Algo parecido ocurre en las calles que le eran a uno familiares y donde mesas y sillas, con sus aparatosas sombrillas portadoras de publicidad, apenas dejan circular ahora al viandante.

En otros lugares públicos, poderosas empresas de telefonía móvil o de cualquier otro sector instalan enormes tribunas desde donde resuenan a través de altavoces la música más estrepitosa, que sólo se interrumpe de vez en cuando para dar paso a machacones mensajes publicitarios de la firma patrocinadora.

Otros espacios peatonalizados son aprovechados por clubes deportivos para hacer exhibiciones o competiciones con las que atraer al público más joven mientras que las estaciones de metro se rebautizan con el nombre de multinacionales extranjeras. Así la de la madrileña y castiza Puerta del Sol añade a su nombre tradicional el del producto de un gigante de la electrónica surcoreano.

Los Ayuntamientos necesitan cada vez más dinero para financiar sus servicios al ciudadano.
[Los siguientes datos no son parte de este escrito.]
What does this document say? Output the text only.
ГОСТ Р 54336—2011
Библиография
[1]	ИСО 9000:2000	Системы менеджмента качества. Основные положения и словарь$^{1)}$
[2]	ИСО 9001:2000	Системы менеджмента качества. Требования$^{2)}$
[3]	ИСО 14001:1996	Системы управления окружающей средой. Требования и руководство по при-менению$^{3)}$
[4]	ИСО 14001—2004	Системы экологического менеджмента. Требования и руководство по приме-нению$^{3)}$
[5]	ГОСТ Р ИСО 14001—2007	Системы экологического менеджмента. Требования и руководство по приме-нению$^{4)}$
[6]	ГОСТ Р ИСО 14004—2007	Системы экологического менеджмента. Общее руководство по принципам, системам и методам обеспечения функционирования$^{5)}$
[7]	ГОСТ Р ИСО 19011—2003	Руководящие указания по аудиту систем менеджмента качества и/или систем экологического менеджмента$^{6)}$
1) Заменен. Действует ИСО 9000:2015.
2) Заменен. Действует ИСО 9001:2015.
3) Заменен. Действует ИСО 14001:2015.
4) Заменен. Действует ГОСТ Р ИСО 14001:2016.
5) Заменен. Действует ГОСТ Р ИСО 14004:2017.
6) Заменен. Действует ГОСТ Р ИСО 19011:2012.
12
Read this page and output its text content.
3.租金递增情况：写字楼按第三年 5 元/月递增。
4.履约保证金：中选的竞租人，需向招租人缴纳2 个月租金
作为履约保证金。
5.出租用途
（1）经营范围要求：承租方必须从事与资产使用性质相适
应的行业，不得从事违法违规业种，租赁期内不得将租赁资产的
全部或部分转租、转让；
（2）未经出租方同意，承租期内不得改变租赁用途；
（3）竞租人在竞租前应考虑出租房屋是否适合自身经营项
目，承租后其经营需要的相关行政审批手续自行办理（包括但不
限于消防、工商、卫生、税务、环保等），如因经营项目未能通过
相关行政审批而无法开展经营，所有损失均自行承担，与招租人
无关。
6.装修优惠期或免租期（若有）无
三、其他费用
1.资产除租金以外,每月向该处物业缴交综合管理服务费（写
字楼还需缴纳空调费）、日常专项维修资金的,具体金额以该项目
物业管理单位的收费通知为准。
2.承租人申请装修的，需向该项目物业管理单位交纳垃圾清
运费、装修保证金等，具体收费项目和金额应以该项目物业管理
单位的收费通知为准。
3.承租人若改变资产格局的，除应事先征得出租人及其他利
Y la prestación de esos espacios públicos para fines privados parece ser una forma eficaz y sencilla de recaudar nuevos fondos.

Y por nuestra parte estamos ya tan sometidos al bombardeo de la publicidad, que nos llega a cualquier hora y desde todas partes –basta encender el teléfono móvil o acceder a internet--, tan acostumbrados estamos al incesante ruido ambiente que nos hemos vuelto insensibles a esa paulatina conversión de nuestras urbes en un gigantesco "shopping-mall".